Hace unos meses, el poeta Adam Zagajewski se lamentaba de que el moderno progreso material no había ido de la mano de un progreso cultural o espiritual. Decía: «Los reformistas sociales del siglo XIX, como Ruskin o Marx, estaban convencidos de que si un día la clase trabajadora tuviera tiempo correría a las bibliotecas a culturizarse. Nunca ocurrió». Por un lado, es fácil compartir su desazón, como la de Octavio Paz. Por otro, es indiscutible que hoy existe un acceso a la cultura como nunca antes en la historia. Que la totalidad de la clase obrera no haya abrazado la alta cultura no significa que muchas personas de extracción humilde no aprovechen a diario la existencia de las bibliotecas públicas para cultivar sus inquietudes intelectuales. ¿Acaso todos los miembros de las clases privilegiadas del mundo premoderno, que disponían de acceso a la educación más refinada, acababan convertidos en filósofos? El panorama cultural de nuestra era posindustrial se parece mucho a un enorme salon dieciochesco, donde no todos los asistentes le piden lo mismo a la cultura: a unos les mueve un amor puro y desinteresado por el conocimiento; a otros, el placer que obtienen de las artes; a otros, una formación intelectual básica y general; a otros, la adquisición de un mero barniz de respetabilidad; y a otros para lo que les sirve es para ligar. Entre un moderno san Jerónimo encerrado en su estudio y un visitante de exposiciones al que solo le interesa adornar su perfil de Instagram existe una infinidad de posibilidades, y con la democratización del turismo ocurre algo parecido.

Bien puede que la pandemia y sus consecuencias inmediatas sirvan como ensayo general de un mundo sin turismo «depredador», aunque sea por medio de una criba estrictamente económica, la más injusta, la de toda la vida

La necesidad de cierta racionalización del flujo turístico por motivos de sostenibilidad y de puro disfrute personal no parece demasiado discutible.
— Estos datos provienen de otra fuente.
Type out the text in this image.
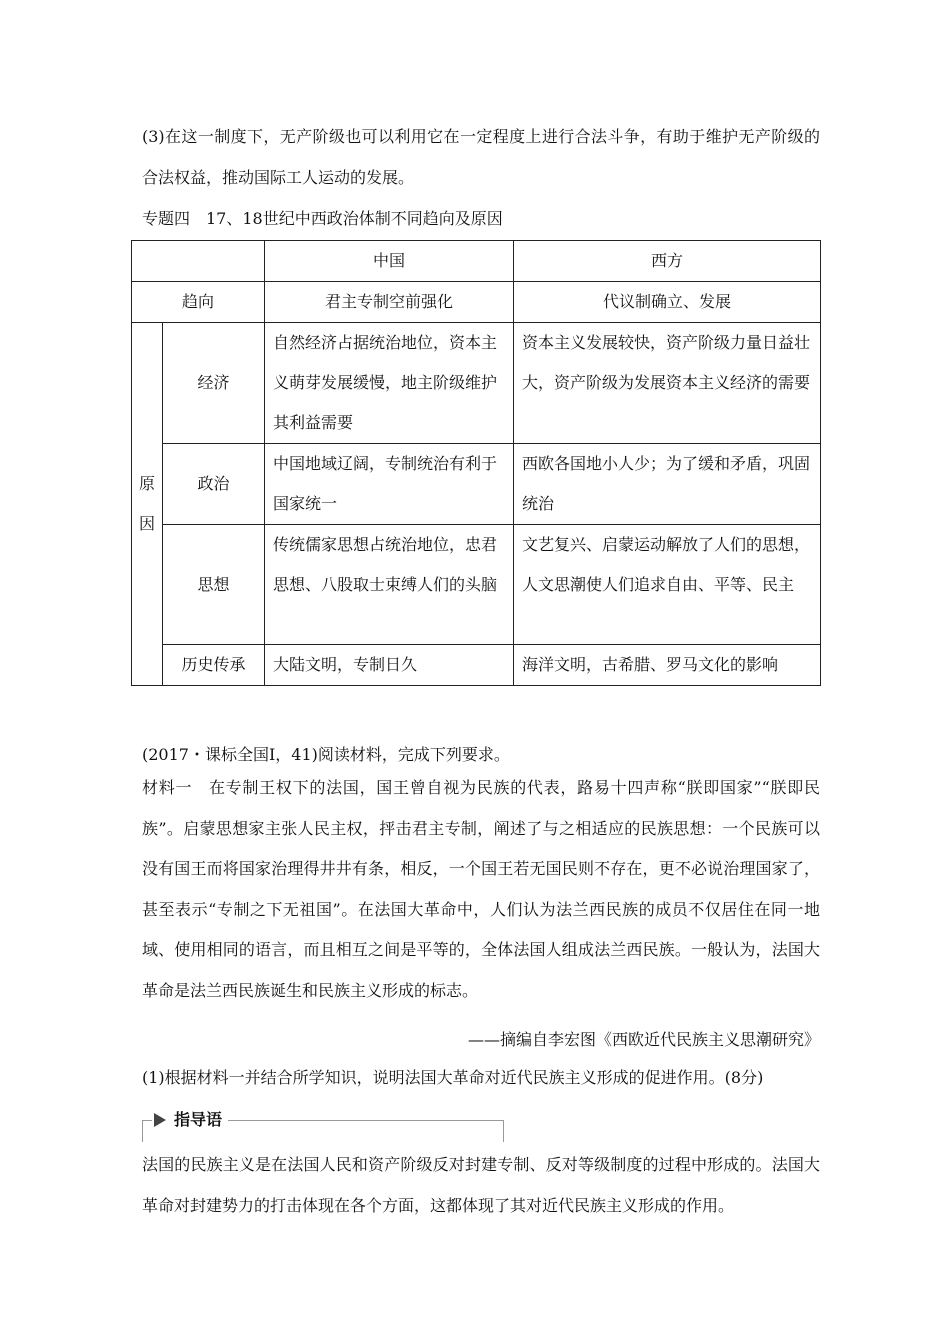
(3)在这一制度下，无产阶级也可以利用它在一定程度上进行合法斗争，有助于维护无产阶级的合法权益，推动国际工人运动的发展。

专题四　17、18世纪中西政治体制不同趋向及原因
		中国	西方
趋向		君主专制空前强化	代议制确立、发展

原
因	经济	自然经济占据统治地位，资本主义萌芽发展缓慢，地主阶级维护其利益需要	资本主义发展较快，资产阶级力量日益壮大，资产阶级为发展资本主义经济的需要
	政治	中国地域辽阔，专制统治有利于国家统一	西欧各国地小人少；为了缓和矛盾，巩固统治
	思想	传统儒家思想占统治地位，忠君思想、八股取士束缚人们的头脑	文艺复兴、启蒙运动解放了人们的思想，人文思潮使人们追求自由、平等、民主
	历史传承	大陆文明，专制日久	海洋文明，古希腊、罗马文化的影响

(2017・课标全国Ⅰ，41)阅读材料，完成下列要求。

材料一　在专制王权下的法国，国王曾自视为民族的代表，路易十四声称“朕即国家”“朕即民族”。启蒙思想家主张人民主权，抨击君主专制，阐述了与之相适应的民族思想：一个民族可以没有国王而将国家治理得井井有条，相反，一个国王若无国民则不存在，更不必说治理国家了，甚至表示“专制之下无祖国”。在法国大革命中，人们认为法兰西民族的成员不仅居住在同一地域、使用相同的语言，而且相互之间是平等的，全体法国人组成法兰西民族。一般认为，法国大革命是法兰西民族诞生和民族主义形成的标志。

——摘编自李宏图《西欧近代民族主义思潮研究》

(1)根据材料一并结合所学知识，说明法国大革命对近代民族主义形成的促进作用。(8分)

指导语

法国的民族主义是在法国人民和资产阶级反对封建专制、反对等级制度的过程中形成的。法国大革命对封建势力的打击体现在各个方面，这都体现了其对近代民族主义形成的作用。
El problema es quién reparte los carnets de viajero y en base a qué criterios. Un problema que, en los últimos meses, el coronavirus se ha encargado de resolver por nosotros, de manera severa pero igualitaria. Bien puede que la pandemia y sus consecuencias inmediatas sirvan como ensayo general de un mundo sin turismo «depredador», aunque sea por medio de una criba estrictamente económica, la más injusta, la de toda la vida.

 

Referencias:

Manuel Chaves Nogales, La vuelta a Europa en avión, Libros del Asteroide, 2013.

Josep Pla, Las ciudades del mar, Destino, 2019.

Adam Zagajewski, «Nuestro tiempo odia la grandeza», entrevistado por Elena Pita, El Mundo, 11/11/19.